Originaire d’Orléans, Sylvain Favreau était de passage à Gatineau lors de la visite des Mooseheads de Halifax vendredi dernier.

D’Orléans à Halifax en passant par Charlie

Dans ses bonnes années, Charlie Henry était passé maître dans l’art de dénicher de bons joueurs ontariens pour ses Olympiques de Hull.

Mais le Grand Manitou ne s’arrêtait pas là. Il a aussi pigé dans le bassin voisin pour dénicher quelques entraîneurs comme Claude Julien et Guy Lalonde.

Aujourd’hui encore, son influence vient en aide à certains clubs de la LHJMQ.

Tenez, cet été, les Mooseheads de Halifax étaient à la recherche d’un entraîneur-adjoint et Charlie Henry a eu l’idée de passer un coup de fil au propriétaire des Mooseheads pour lui faire une suggestion.

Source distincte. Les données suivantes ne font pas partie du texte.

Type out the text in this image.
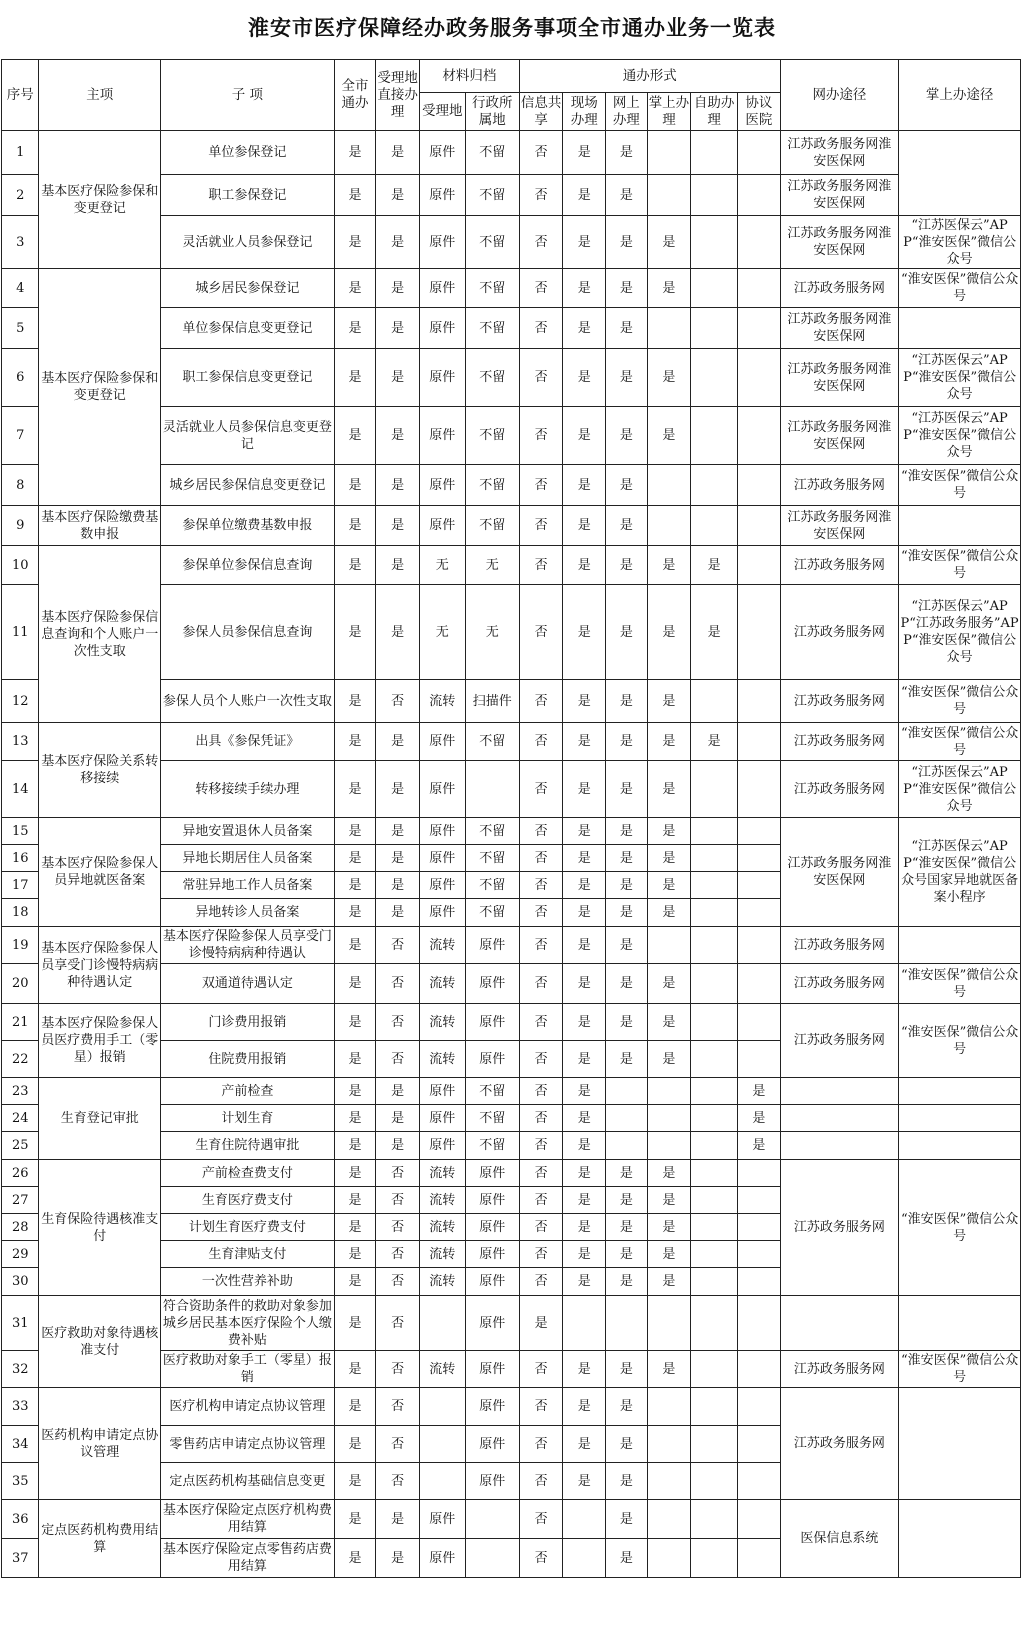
淮安市医疗保障经办政务服务事项全市通办业务一览表
序号	主项	子 项	全市通办	受理地直接办理	材料归档		通办形式						网办途径	掌上办途径
					受理地	行政所属地	信息共享	现场办理	网上办理	掌上办理	自助办理	协议医院		
1	基本医疗保险参保和变更登记	单位参保登记	是	是	原件	不留	否	是	是				江苏政务服务网淮安医保网	
2		职工参保登记	是	是	原件	不留	否	是	是				江苏政务服务网淮安医保网	
3		灵活就业人员参保登记	是	是	原件	不留	否	是	是	是			江苏政务服务网淮安医保网	“江苏医保云”APP“淮安医保”微信公众号
4	基本医疗保险参保和变更登记	城乡居民参保登记	是	是	原件	不留	否	是	是	是			江苏政务服务网	“淮安医保”微信公众号
5		单位参保信息变更登记	是	是	原件	不留	否	是	是				江苏政务服务网淮安医保网	
6		职工参保信息变更登记	是	是	原件	不留	否	是	是	是			江苏政务服务网淮安医保网	“江苏医保云”APP“淮安医保”微信公众号
7		灵活就业人员参保信息变更登记	是	是	原件	不留	否	是	是	是			江苏政务服务网淮安医保网	“江苏医保云”APP“淮安医保”微信公众号
8		城乡居民参保信息变更登记	是	是	原件	不留	否	是	是				江苏政务服务网	“淮安医保”微信公众号
9	基本医疗保险缴费基数申报	参保单位缴费基数申报	是	是	原件	不留	否	是	是				江苏政务服务网淮安医保网	
10	基本医疗保险参保信息查询和个人账户一次性支取	参保单位参保信息查询	是	是	无	无	否	是	是	是	是		江苏政务服务网	“淮安医保”微信公众号
11		参保人员参保信息查询	是	是	无	无	否	是	是	是	是		江苏政务服务网	“江苏医保云”APP“江苏政务服务”APP“淮安医保”微信公众号
12		参保人员个人账户一次性支取	是	否	流转	扫描件	否	是	是	是			江苏政务服务网	“淮安医保”微信公众号
13	基本医疗保险关系转移接续	出具《参保凭证》	是	是	原件	不留	否	是	是	是	是		江苏政务服务网	“淮安医保”微信公众号
14		转移接续手续办理	是	是	原件		否	是	是	是			江苏政务服务网	“江苏医保云”APP“淮安医保”微信公众号
15	基本医疗保险参保人员异地就医备案	异地安置退休人员备案	是	是	原件	不留	否	是	是	是			江苏政务服务网淮安医保网	“江苏医保云”APP“淮安医保”微信公众号国家异地就医备案小程序
16		异地长期居住人员备案	是	是	原件	不留	否	是	是	是				
17		常驻异地工作人员备案	是	是	原件	不留	否	是	是	是				
18		异地转诊人员备案	是	是	原件	不留	否	是	是	是				
19	基本医疗保险参保人员享受门诊慢特病病种待遇认定	基本医疗保险参保人员享受门诊慢特病病种待遇认	是	否	流转	原件	否	是	是				江苏政务服务网	
20		双通道待遇认定	是	否	流转	原件	否	是	是	是			江苏政务服务网	“淮安医保”微信公众号
21	基本医疗保险参保人员医疗费用手工（零星）报销	门诊费用报销	是	否	流转	原件	否	是	是	是			江苏政务服务网	“淮安医保”微信公众号
22		住院费用报销	是	否	流转	原件	否	是	是	是				
23	生育登记审批	产前检查	是	是	原件	不留	否	是				是		
24		计划生育	是	是	原件	不留	否	是				是		
25		生育住院待遇审批	是	是	原件	不留	否	是				是		
26	生育保险待遇核准支付	产前检查费支付	是	否	流转	原件	否	是	是	是			江苏政务服务网	“淮安医保”微信公众号
27		生育医疗费支付	是	否	流转	原件	否	是	是	是				
28		计划生育医疗费支付	是	否	流转	原件	否	是	是	是				
29		生育津贴支付	是	否	流转	原件	否	是	是	是				
30		一次性营养补助	是	否	流转	原件	否	是	是	是				
31	医疗救助对象待遇核准支付	符合资助条件的救助对象参加城乡居民基本医疗保险个人缴费补贴	是	否		原件	是							
32		医疗救助对象手工（零星）报销	是	否	流转	原件	否	是	是	是			江苏政务服务网	“淮安医保”微信公众号
33	医药机构申请定点协议管理	医疗机构申请定点协议管理	是	否		原件	否	是	是				江苏政务服务网	
34		零售药店申请定点协议管理	是	否		原件	否	是	是					
35		定点医药机构基础信息变更	是	否		原件	否	是	是					
36	定点医药机构费用结算	基本医疗保险定点医疗机构费用结算	是	是	原件		否		是				医保信息系统	
37		基本医疗保险定点零售药店费用结算	是	是	原件		否		是					
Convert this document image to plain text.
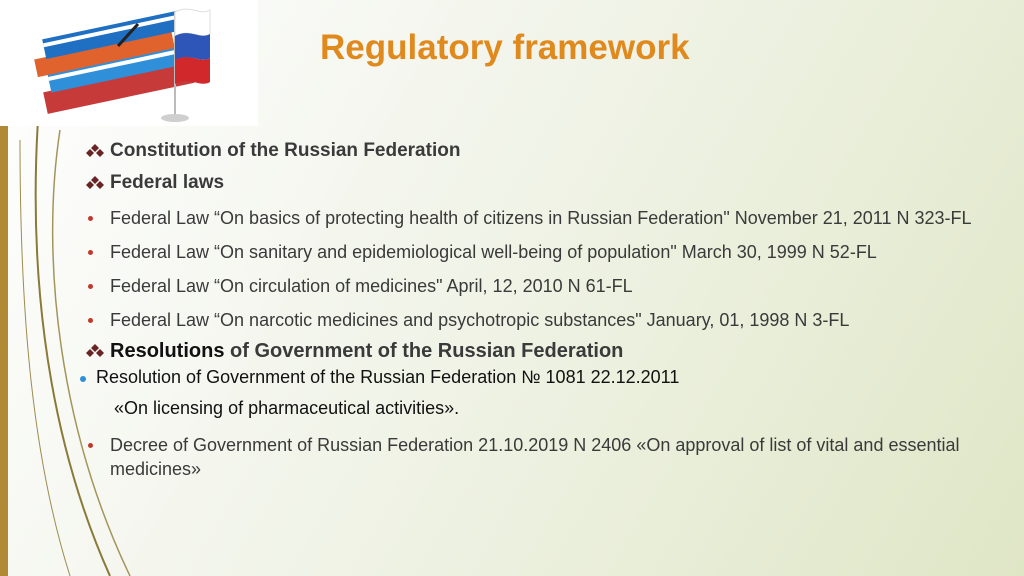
Regulatory framework
Constitution of the Russian Federation
Federal laws
Federal Law “On basics of protecting health of citizens in Russian Federation" November 21, 2011 N 323-FL
Federal Law “On sanitary and epidemiological well-being of population" March 30, 1999 N 52-FL
Federal Law “On circulation of medicines" April, 12, 2010 N 61-FL
Federal Law “On narcotic medicines and psychotropic substances" January, 01, 1998 N 3-FL
Resolutions of Government of the Russian Federation
Resolution of Government of the Russian Federation № 1081 22.12.2011
«On licensing of pharmaceutical activities».
Decree of Government of Russian Federation 21.10.2019 N 2406 «On approval of list of vital and essential medicines»
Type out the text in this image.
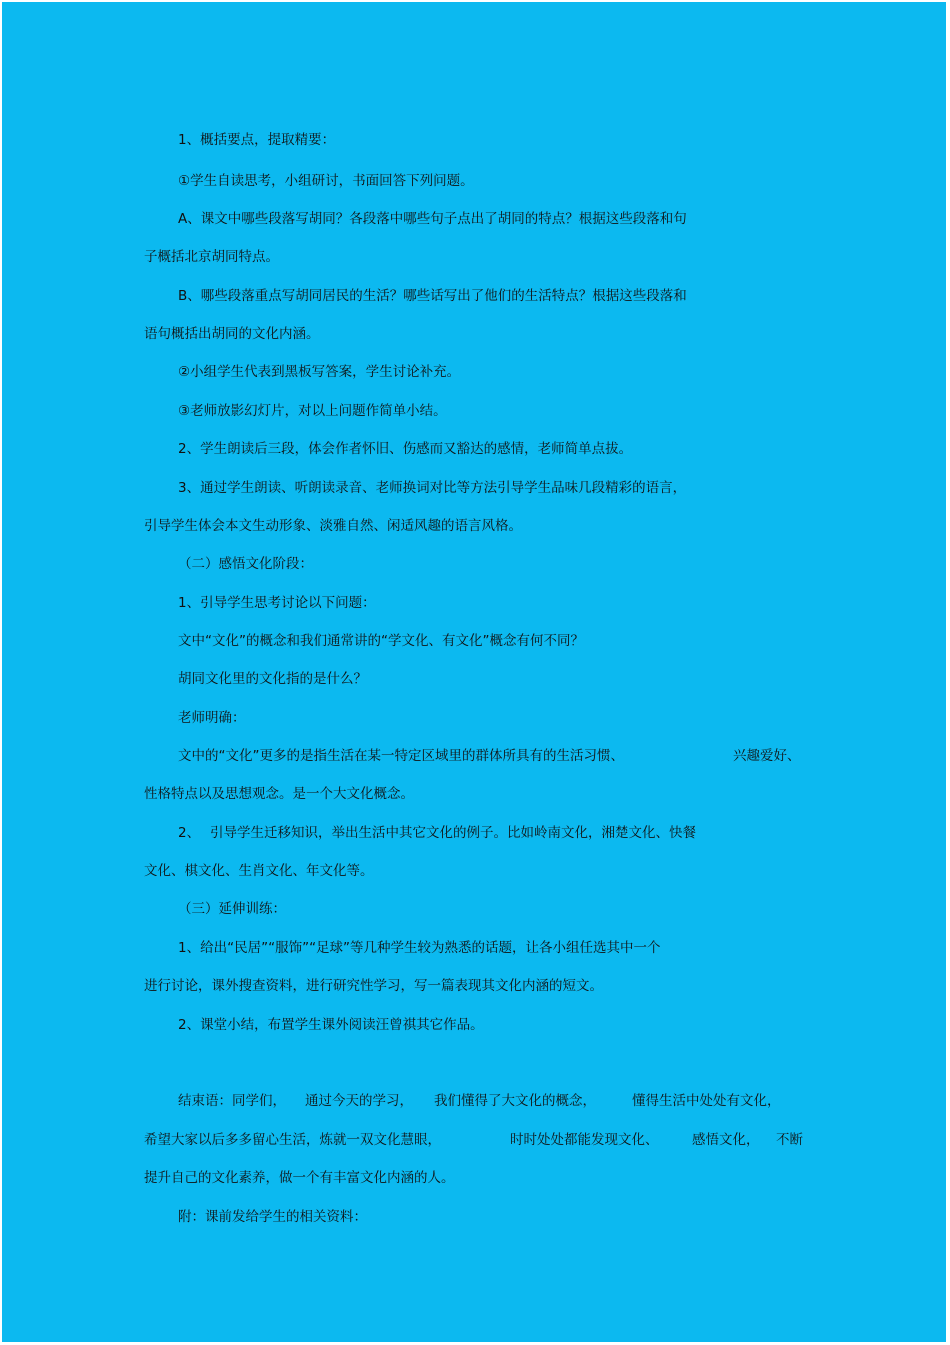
1、概括要点，提取精要：
①学生自读思考，小组研讨，书面回答下列问题。
A、课文中哪些段落写胡同？各段落中哪些句子点出了胡同的特点？根据这些段落和句
子概括北京胡同特点。
B、哪些段落重点写胡同居民的生活？哪些话写出了他们的生活特点？根据这些段落和
语句概括出胡同的文化内涵。
②小组学生代表到黑板写答案，学生讨论补充。
③老师放影幻灯片，对以上问题作简单小结。
2、学生朗读后三段，体会作者怀旧、伤感而又豁达的感情，老师简单点拔。
3、通过学生朗读、听朗读录音、老师换词对比等方法引导学生品味几段精彩的语言，
引导学生体会本文生动形象、淡雅自然、闲适风趣的语言风格。
（二）感悟文化阶段：
1、引导学生思考讨论以下问题：
文中“文化”的概念和我们通常讲的“学文化、有文化”概念有何不同？
胡同文化里的文化指的是什么？
老师明确：
文中的“文化”更多的是指生活在某一特定区域里的群体所具有的生活习惯、	兴趣爱好、
性格特点以及思想观念。是一个大文化概念。
2、 引导学生迁移知识，举出生活中其它文化的例子。比如岭南文化，湘楚文化、快餐
文化、棋文化、生肖文化、年文化等。
（三）延伸训练：
1、给出“民居”“服饰”“足球”等几种学生较为熟悉的话题，让各小组任选其中一个
进行讨论，课外搜查资料，进行研究性学习，写一篇表现其文化内涵的短文。
2、课堂小结，布置学生课外阅读汪曾祺其它作品。
结束语：同学们， 通过今天的学习， 我们懂得了大文化的概念，	懂得生活中处处有文化，
希望大家以后多多留心生活，炼就一双文化慧眼，	时时处处都能发现文化、 感悟文化， 不断
提升自己的文化素养，做一个有丰富文化内涵的人。
附：课前发给学生的相关资料：
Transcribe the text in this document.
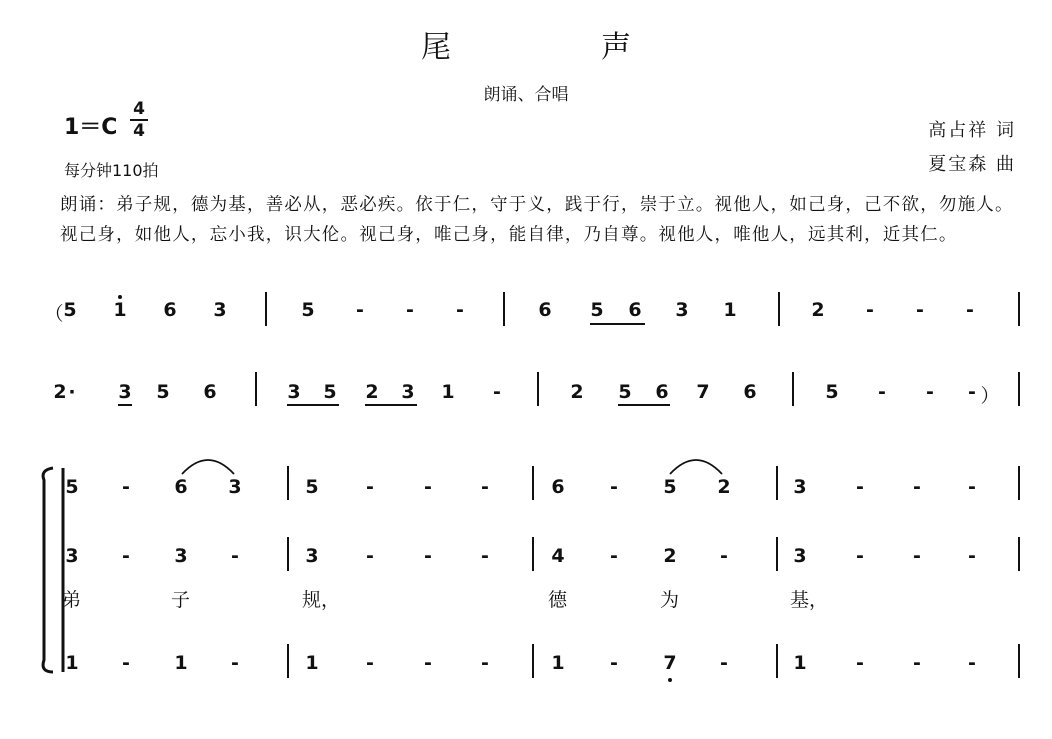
尾　声
朗诵、合唱
1＝C
4
4
每分钟110拍
高占祥 词
夏宝森 曲
朗诵：弟子规，德为基，善必从，恶必疾。依于仁，守于义，践于行，崇于立。视他人，如己身，己不欲，勿施人。视己身，如他人，忘小我，识大伦。视己身，唯己身，能自律，乃自尊。视他人，唯他人，远其利，近其仁。
（ 5 1 6 3	5	-	-	-	6 5 6 3 1	2	-	-	-
2 ·	3 5 6	3 5 2 3 1	-	2 5 6 7 6	5	-	-	- ）
5	-	6 3	5	-	-	-	6	-	5 2	3	-	-	-
3	-	3	-	3	-	-	-	4	-	2	-	3	-	-	-
弟	子	规，	德	为	基，
1	-	1	-	1	-	-	-	1	-	7	-	1	-	-	-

Entraîneur dans la Ligue centrale junior A depuis huit ans, Sylvain Favreau avait le sentiment d’avoir fait le tour du jardin quand il a eu la surprise de recevoir l’appel de Bobby Smith.

«J’ai mis du temps avant de savoir comment mon nom s’était rendu à ses oreilles. J’ai fini par comprendre que Charlie Henry était derrière ça», dit le Franco-Ontarien d’Orléans.

La connexion va encore plus loin que ça. Dans son hockey mineur, Sylvain Favreau a joué dans les mêmes équipes que Marty Johnson, un ancien capitaine des Olympiques devenu entraîneur.

Les deux ont d’ailleurs été dirigés par Guy Lalonde. «Guy était notre mentor. Charlie a toujours eu de l’estime pour Marty comme entraîneur. De fil en aiguille, il a placé un mot pour moi auprès de Bobby Smith.»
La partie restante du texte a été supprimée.